Schutten ontkent. Tot de Colonne heeft hij niet behoord. Wel heeft hij in een sollicitatiebrief van augustus 1943 geschreven dat hij bij de sd heeft gewerkt en als wacht in de Joodse Schouwburg heeft gefunctioneerd. Later zal hij zeggen: ‘Ik schreef dat als grootsprekerij.’ Mr. Gelinck beslist bij hem wel tot een nieuwe rechtszaak, voor het Hof: er is sprake van nieuwe feiten die nog niet voor het Tribunaal zijn behandeld.

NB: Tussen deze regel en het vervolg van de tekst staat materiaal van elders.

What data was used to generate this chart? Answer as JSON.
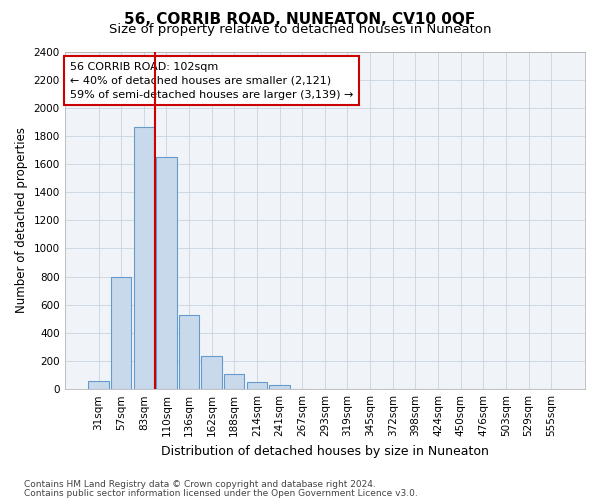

De eis is vijf jaar met aftrek, uitgesproken tijdens de zitting op 4 maart 1949. De uitspraak gaat daar nog overheen: zeven jaar, bovenop de twee die het Tribunaal hem al had opgelegd.27 Het lijdt geen twijfel dat Rinus Schutten extra is aangepakt voor zijn rol als bewaker die niemand liet ontsnappen. Zo staat het ook in zijn vonnis: hij heeft de vijand geholpen zoveel mogelijk joden te deporteren.

 

Frans Takkert krijgt van het Tribunaal een vrijheidsstraf van vijf jaar.28 Hij is lid van de nsb geweest, maar ook Landwachter en ook nog leider van het Nationaal Arbeids Front Zuid-Holland, in feite dus een kaderlid van de Beweging, en daarvoor was zo’n straf wel ongeveer het tarief. Als eind 1947 zijn betrokkenheid bij de jodenjacht uit de papieren blijkt, wordt er een nieuwe zaak tegen hem voorbereid. In de verhoren die daartoe worden gehouden, lanceert Takkert een nieuwe variant van verhullend taalgebruik dat de jodenjacht altijd heeft gekenmerkt. Hij zegt dat hij mensen ‘moest ontbieden’ voor een gesprek met zijn chef Briedé. Veel straf levert de nieuwe zaak bij het Bijzonder Gerechtshof hem niet op. Voor zijn aandeel in de jodenjacht krijgt hij drie jaar erbij. Toch staat hij op 24 juni 1950 alweer op straat. Met dank aan koningin Juliana die een gratieverzoek heeft ingewilligd.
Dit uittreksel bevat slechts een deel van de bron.